There’s an interesting wrinkle to this story.
When I first bid the project, I bid a flat rate. The client actually sounded relieved that it would only cost that much.
When the client came back with some additional requests, having approved what I’d video edited, I gave her a price on each one, explaining exactly how long it would take me and what my hourly rate is. I charged her in 15-minute increments for this new work. I believed mine to be a thoughtful and money-saving response. Which also took me at least half an hour (unbillable) to write out for her.
Discounts: Perception is everything
Apparently some clients, especially ones who live in a small town, go berserk when they become aware of a fair hourly rate. They expect everyone around them to make $25 to $50 per hour, not $100 and over — even though living in a small town is usually no less expensive than living in a major metropolitan city except for, perhaps, the expenses of gas and car wear and tear.

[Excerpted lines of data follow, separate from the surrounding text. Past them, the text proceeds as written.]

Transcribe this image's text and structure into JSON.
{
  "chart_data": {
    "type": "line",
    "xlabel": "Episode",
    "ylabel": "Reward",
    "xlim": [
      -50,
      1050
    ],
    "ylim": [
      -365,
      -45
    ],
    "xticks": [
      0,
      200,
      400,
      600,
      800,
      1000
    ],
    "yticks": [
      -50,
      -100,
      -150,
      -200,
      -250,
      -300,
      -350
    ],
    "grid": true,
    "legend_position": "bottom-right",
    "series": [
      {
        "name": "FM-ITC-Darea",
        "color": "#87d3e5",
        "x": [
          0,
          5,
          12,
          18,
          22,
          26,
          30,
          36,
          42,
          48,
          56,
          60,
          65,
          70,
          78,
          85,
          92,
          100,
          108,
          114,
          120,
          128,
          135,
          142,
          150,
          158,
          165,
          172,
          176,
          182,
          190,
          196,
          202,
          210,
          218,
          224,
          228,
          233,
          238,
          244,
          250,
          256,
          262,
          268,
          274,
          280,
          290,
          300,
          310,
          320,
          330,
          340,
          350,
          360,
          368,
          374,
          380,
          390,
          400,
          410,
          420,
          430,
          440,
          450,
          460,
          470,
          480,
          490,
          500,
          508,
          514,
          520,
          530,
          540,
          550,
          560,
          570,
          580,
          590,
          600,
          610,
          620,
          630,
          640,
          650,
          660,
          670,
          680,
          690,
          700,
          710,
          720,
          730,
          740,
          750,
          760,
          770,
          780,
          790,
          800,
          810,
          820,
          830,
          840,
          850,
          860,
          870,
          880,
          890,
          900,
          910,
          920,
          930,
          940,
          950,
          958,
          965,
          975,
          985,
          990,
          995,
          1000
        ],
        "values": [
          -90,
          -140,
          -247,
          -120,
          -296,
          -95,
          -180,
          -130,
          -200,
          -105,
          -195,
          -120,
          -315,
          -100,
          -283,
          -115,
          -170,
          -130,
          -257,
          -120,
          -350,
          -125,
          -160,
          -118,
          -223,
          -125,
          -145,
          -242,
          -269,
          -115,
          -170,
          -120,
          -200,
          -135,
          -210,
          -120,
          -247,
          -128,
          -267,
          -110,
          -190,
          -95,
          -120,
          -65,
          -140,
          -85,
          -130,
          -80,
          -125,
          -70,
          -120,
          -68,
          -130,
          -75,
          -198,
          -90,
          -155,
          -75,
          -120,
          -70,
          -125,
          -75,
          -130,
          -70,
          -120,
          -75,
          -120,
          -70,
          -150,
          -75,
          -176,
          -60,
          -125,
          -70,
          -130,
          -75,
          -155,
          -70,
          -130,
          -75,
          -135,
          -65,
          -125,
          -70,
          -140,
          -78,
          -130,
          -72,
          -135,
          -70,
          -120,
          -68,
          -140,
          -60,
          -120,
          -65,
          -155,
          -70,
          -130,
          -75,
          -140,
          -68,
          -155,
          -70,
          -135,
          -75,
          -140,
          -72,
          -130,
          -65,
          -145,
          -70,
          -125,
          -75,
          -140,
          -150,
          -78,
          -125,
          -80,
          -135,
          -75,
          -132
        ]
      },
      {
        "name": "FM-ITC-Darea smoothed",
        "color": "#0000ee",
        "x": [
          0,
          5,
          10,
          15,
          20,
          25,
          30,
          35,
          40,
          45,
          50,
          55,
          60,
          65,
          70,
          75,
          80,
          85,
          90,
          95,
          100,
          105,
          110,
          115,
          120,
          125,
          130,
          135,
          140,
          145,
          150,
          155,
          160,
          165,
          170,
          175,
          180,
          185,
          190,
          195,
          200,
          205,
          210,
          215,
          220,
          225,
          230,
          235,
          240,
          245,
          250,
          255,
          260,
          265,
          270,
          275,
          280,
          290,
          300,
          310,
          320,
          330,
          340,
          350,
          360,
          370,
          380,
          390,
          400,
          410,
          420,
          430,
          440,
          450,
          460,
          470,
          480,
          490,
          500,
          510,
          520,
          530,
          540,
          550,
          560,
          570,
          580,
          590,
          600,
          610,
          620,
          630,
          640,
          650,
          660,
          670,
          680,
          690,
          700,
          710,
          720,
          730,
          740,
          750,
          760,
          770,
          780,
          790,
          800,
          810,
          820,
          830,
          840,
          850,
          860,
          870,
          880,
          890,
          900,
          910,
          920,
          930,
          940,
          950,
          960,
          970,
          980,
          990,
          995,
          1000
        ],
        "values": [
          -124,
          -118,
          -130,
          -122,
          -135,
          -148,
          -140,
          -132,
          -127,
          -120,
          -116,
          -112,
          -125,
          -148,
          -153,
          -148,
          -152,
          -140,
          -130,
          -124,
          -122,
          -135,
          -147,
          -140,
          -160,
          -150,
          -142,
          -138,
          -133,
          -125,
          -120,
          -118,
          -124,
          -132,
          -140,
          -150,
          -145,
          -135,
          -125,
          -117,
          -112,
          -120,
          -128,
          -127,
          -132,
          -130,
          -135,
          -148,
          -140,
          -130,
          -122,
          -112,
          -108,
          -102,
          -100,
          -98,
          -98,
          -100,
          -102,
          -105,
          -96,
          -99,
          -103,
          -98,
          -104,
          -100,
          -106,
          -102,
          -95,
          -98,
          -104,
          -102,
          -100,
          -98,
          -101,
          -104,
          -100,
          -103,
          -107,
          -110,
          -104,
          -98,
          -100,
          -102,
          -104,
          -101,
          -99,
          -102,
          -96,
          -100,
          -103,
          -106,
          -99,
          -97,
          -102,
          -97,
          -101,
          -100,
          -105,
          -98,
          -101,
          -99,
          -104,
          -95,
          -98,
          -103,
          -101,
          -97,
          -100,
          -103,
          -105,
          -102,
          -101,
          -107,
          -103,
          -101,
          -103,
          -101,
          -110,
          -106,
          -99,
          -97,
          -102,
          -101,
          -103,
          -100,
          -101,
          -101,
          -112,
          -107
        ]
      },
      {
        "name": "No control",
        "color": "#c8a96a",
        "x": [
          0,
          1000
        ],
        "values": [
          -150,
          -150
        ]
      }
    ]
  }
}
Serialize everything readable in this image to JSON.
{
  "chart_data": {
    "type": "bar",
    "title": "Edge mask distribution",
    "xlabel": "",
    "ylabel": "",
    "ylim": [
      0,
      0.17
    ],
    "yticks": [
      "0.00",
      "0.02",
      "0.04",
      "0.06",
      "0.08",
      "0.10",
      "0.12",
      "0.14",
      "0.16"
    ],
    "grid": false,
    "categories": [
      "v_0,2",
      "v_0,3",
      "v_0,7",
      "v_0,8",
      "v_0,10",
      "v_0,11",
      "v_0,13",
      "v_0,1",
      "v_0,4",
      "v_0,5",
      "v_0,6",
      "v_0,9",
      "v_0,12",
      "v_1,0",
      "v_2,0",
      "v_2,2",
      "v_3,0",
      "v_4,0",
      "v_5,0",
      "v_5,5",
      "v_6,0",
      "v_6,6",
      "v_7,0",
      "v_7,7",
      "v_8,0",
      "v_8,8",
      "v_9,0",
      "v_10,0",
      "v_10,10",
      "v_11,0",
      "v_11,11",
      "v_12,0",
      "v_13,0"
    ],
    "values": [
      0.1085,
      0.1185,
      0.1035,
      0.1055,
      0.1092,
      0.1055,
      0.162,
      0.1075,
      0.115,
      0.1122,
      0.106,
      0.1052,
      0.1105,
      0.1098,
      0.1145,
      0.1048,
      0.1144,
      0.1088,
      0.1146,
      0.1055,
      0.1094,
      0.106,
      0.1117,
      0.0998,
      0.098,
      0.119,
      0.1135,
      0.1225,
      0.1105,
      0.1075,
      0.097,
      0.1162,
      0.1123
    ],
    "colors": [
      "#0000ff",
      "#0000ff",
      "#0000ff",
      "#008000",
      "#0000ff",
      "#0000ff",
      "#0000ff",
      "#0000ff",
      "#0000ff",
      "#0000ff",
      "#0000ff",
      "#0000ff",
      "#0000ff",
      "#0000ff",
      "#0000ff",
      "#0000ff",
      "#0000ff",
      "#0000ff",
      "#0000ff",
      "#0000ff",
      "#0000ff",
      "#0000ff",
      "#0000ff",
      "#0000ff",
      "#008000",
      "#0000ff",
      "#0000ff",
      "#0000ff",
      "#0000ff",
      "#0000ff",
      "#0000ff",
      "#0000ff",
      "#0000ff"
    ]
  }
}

So, yes, this woman really reacted strongly to my hourly rate, $100. Even though it had saved her money so far.
Even though I spend most of my time in a small town, the government, my hardware and software vendors, and utility companies really don’t care where I live when they charge me for products and services. I pay the same as any big- or small-city business person for health insurance, self-employment tax, computer and software expenses (roughly $3,000 per year), office supplies, office overhead, continuing education, and many other items and hours that I can’t bill directly to anyone.
So, I wrote back right away, explaining that I couldn’t give a discount at this time. Did she still want me to proceed, and on which parts of the project?
I haven’t heard from her, and it’s now been more than a week. I consider this more than rude. It took more than a month to hear from her, and I wasn’t able to help her out at that time.
So, yes, I did get to try out this client before engaging in a larger project. Thank goodness.
I’ll leave you with this thought. Would you ask your plumber, lawn care service, or Lowe’s for a discount that wasn’t offered initially? So why do so many people believe it’s OK to ask someone with a computer and mad skills for a discount?
Somewhere, deep down, these folks believe that they, their nephew, or neighbor’s cousin’s girlfriend can do the same job you can — or at least one that’s very close. Some callers even say as much. And to that I say, then why did you call me?
The process of educating people never ends, but I may need to leave it to the locals and return to the Big City.